А Горбачёва зачем забыли? Кто сейчас помнит Горбачёва кроме седенького пародиста в пыльном зале с полсотней состарившихся вместе с ним зрителей?
А ведь он же не умер, он ворочается в своей одинокой вдовьей квартирке на четвертом этаже. Встает, шаркает тапочками — идет на кухню. Долго бессмысленно смотрит внутрь холодильника, достает бутылку коньяка арарат, которого на самом деле давно уже нет в природе, и наливает в пыльную рюмочку. Потом зажигает настольную лампу и шелестит никому уже не интересными секретными документами про членов политбюро Зайкова, Русакова, Пельше и Подгорного. И желтеют в шкафу белые рубашки, накупленные Раисой Максимовной впрок на все пятьдесят лет счастливого генсечества. Белые рубашки — они же как жемчуг, их носить надо на живом теле. А куда носить?

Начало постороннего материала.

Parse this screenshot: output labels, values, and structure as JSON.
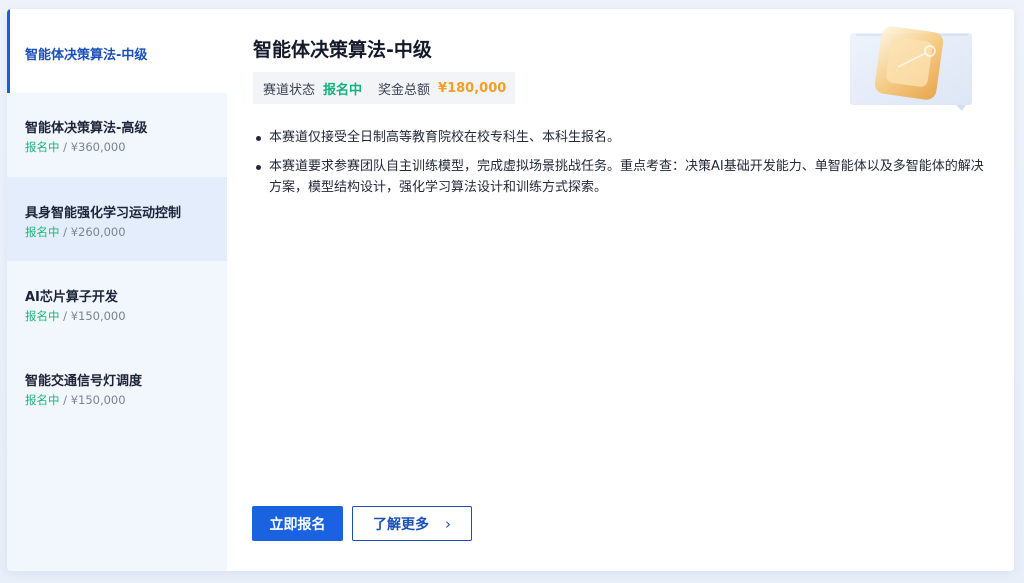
{
  "sidebar": {
    "items": [
      {
        "title": "智能体决策算法-中级",
        "status": "",
        "prize": "",
        "sep": ""
      },
      {
        "title": "智能体决策算法-高级",
        "status": "报名中",
        "sep": " / ",
        "prize": "¥360,000"
      },
      {
        "title": "具身智能强化学习运动控制",
        "status": "报名中",
        "sep": " / ",
        "prize": "¥260,000"
      },
      {
        "title": "AI芯片算子开发",
        "status": "报名中",
        "sep": " / ",
        "prize": "¥150,000"
      },
      {
        "title": "智能交通信号灯调度",
        "status": "报名中",
        "sep": " / ",
        "prize": "¥150,000"
      }
    ]
  },
  "main": {
    "title": "智能体决策算法-中级",
    "status_label": "赛道状态",
    "status_value": "报名中",
    "prize_label": "奖金总额",
    "prize_value": "¥180,000",
    "description": [
      "本赛道仅接受全日制高等教育院校在校专科生、本科生报名。",
      "本赛道要求参赛团队自主训练模型，完成虚拟场景挑战任务。重点考查：决策AI基础开发能力、单智能体以及多智能体的解决方案，模型结构设计，强化学习算法设计和训练方式探索。"
    ],
    "register_button": "立即报名",
    "learn_more_button": "了解更多",
    "learn_more_icon": "chevron-right-icon"
  },
  "colors": {
    "accent": "#1a63e0",
    "status_green": "#14b37a",
    "prize_orange": "#f59f26"
  }
}
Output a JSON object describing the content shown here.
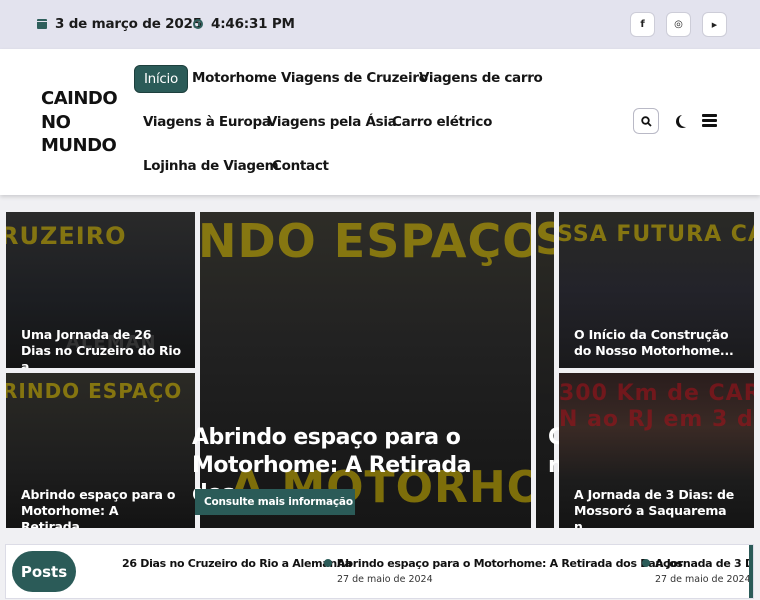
{
  "topbar": {
    "date": "3 de março de 2025",
    "time": "4:46:31 PM",
    "social": [
      {
        "icon": "facebook-icon",
        "glyph": "f"
      },
      {
        "icon": "instagram-icon",
        "glyph": "◎"
      },
      {
        "icon": "youtube-icon",
        "glyph": "▶"
      }
    ]
  },
  "header": {
    "logo_line1": "CAINDO",
    "logo_line2": "NO",
    "logo_line3": "MUNDO",
    "nav": [
      "Início",
      "Motorhome",
      "Viagens de Cruzeiro",
      "Viagens de carro",
      "Viagens à Europa",
      "Viagens pela Ásia",
      "Carro elétrico",
      "Lojinha de Viagem",
      "Contact"
    ]
  },
  "cards": {
    "left_top": {
      "title": "Uma Jornada de 26 Dias no Cruzeiro do Rio a..."
    },
    "left_bottom": {
      "title": "Abrindo espaço para o Motorhome: A Retirada..."
    },
    "center": {
      "title": "Abrindo espaço para o Motorhome: A Retirada dos...",
      "button": "Consulte mais informação"
    },
    "right_top": {
      "title": "O Início da Construção do Nosso Motorhome..."
    },
    "right_bottom": {
      "title": "A Jornada de 3 Dias: de Mossoró a Saquarema n..."
    }
  },
  "ticker": {
    "label": "Posts",
    "items": [
      {
        "title": "26 Dias no Cruzeiro do Rio a Alemanha",
        "date": ""
      },
      {
        "title": "Abrindo espaço para o Motorhome: A Retirada dos Bancos",
        "date": "27 de maio de 2024"
      },
      {
        "title": "A Jornada de 3 D",
        "date": "27 de maio de 2024"
      }
    ]
  },
  "colors": {
    "accent": "#2b5b58",
    "topbar": "#e3e3ee"
  }
}
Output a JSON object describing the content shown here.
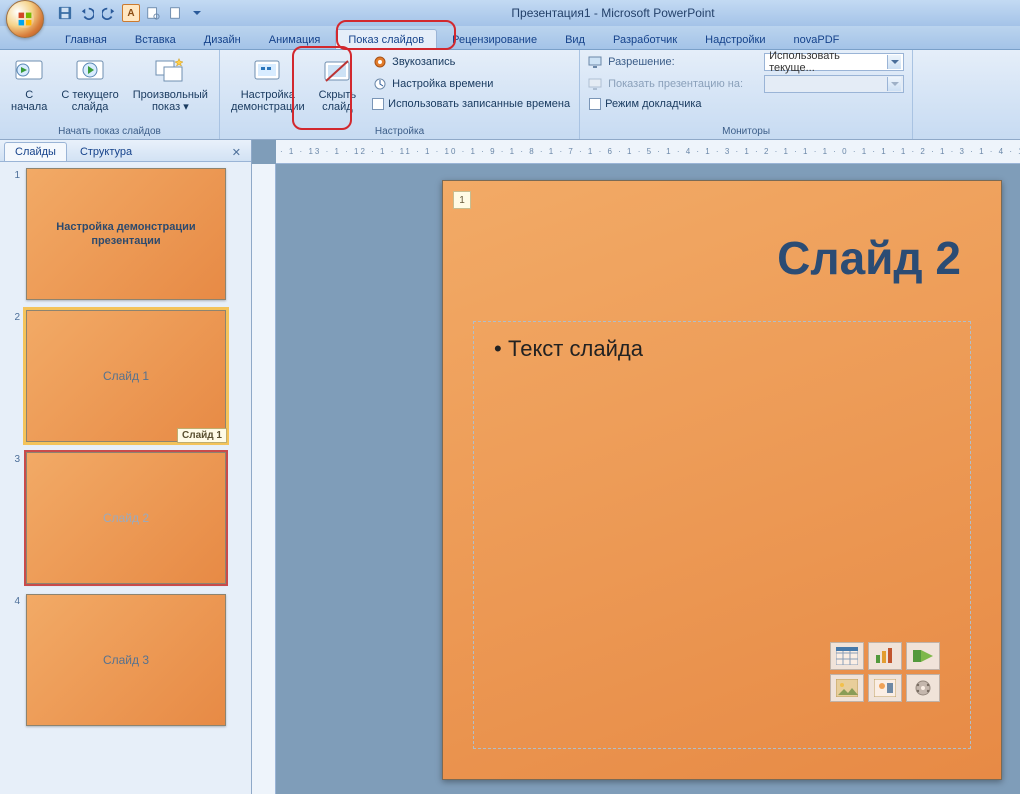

И вообще, зачем всё это было? Стоял бы сейчас на мавзолее в каракулевой папахе и говорил бы речи одновременно по всем четырем каналам телевидения, и ничего бы не было: ни девятнадцатого августа, ни одиннадцатого сентября, ни подлодки Курск, ни Шамиля Басаева, ни писателя Сорокина — ничего. А вместо них узбекские хлопкоробы и казахские овцеводы и грузинские чаеводы — все-все пели бы и плясали в кремлевском дворце съездов.
И снова вздыхает Михал Сергеевич, и гасит свет и прячет бледные свои стариковские ноги под холодное, никем не нагретое одеяло.
Да нет, Михал Сергеич, всё хорошо. И все вас любят. И больше всех вас любят наши женщины. За прокладки любят, за тампаксы и за памперсы. Они просто уже забыли как подтыкаются ватой и как стирают пелёнки. Они не помнят как скачет по ванной стиральная машина Эврика-полуавтомат, как пахнут духи рижская сирень и мужчина, употребивший одеколон саша наружно и вовнутрь. Они вообще никогда ничего не помнят.
Зато они стали с тех пор все очень Прекрасные. Они теперь пахнут так, что просто охуеть и одеты во что-то такое, чего никогда раньше не бывало. У них что-то всё время звенит из сумочек, и даже в метро на каждом эскалаторе мимо обязательно проедет штук десять таких, что непонятно зачем они сюда попали, а поверху и вовсе ездят в автомобилях с непрозрачными стёклами женщины такой невиданной красоты, что их вообще нельзя показывать человечеству, потому что если человечество их один раз увидит, то сразу затоскует навеки — будет человечество сидеть на обочине дороги, плакать и дрочить, как известный художник Бреннер, плакать и дрочить.
Так что всё не зря, и нихуя ваш Маркс не понимал для чего всё на этом свете происходит. А мы понимаем.
Спокойной ночи.
8 октября 2002
Петербуржская милиция наконец спохватилась и решила посадить меня в кутузку.
Ангел мой хранитель требовал конечно чтобы я поймал тачку, но меня задавила жаба менять тысячу рублей, тем более что метро было еще вполне открытое. А там значит уже стоит милиция, день кончается а у нее еще вся ночь впереди и хочется ей тоже выпить напитков. А тут я иду очень целеустремленно прямо в сторону эскалатора, и если меня не остановить, то точно остановит какой-нибудь негодяй, потому что такого человека не остановить нельзя.
Но в этот раз милиция сильно просчиталась потому что с прошлого раза когда она меня останавливала я уже научился без церемоний сразу доставать корки члена союза писателей и литфонда и трясти у нее под носом — да вы вообще понимаете, КОГО останавливаете? Что пишете? — спросила интеллигентная петербуржская милиция, ощупывая меня со всех сторон. «Прозу — сказал я, — очень короткую прозу. В основном про милицию». «А зачем так напились, Дмитрий Анатольевич?» — поинтересовалась милиция, запирая меня в обезьянник. «Для сбора жизненного материала» сказал я, закинул ногу на ногу, достал мобилу и стал вспоминать где у нее кнопки. «Э! Э! Куда?» — заволновалась милиция и стала отпирать обезьянник. «Куда-куда, — сказал я грубо, — В союз писателей. В литфонд».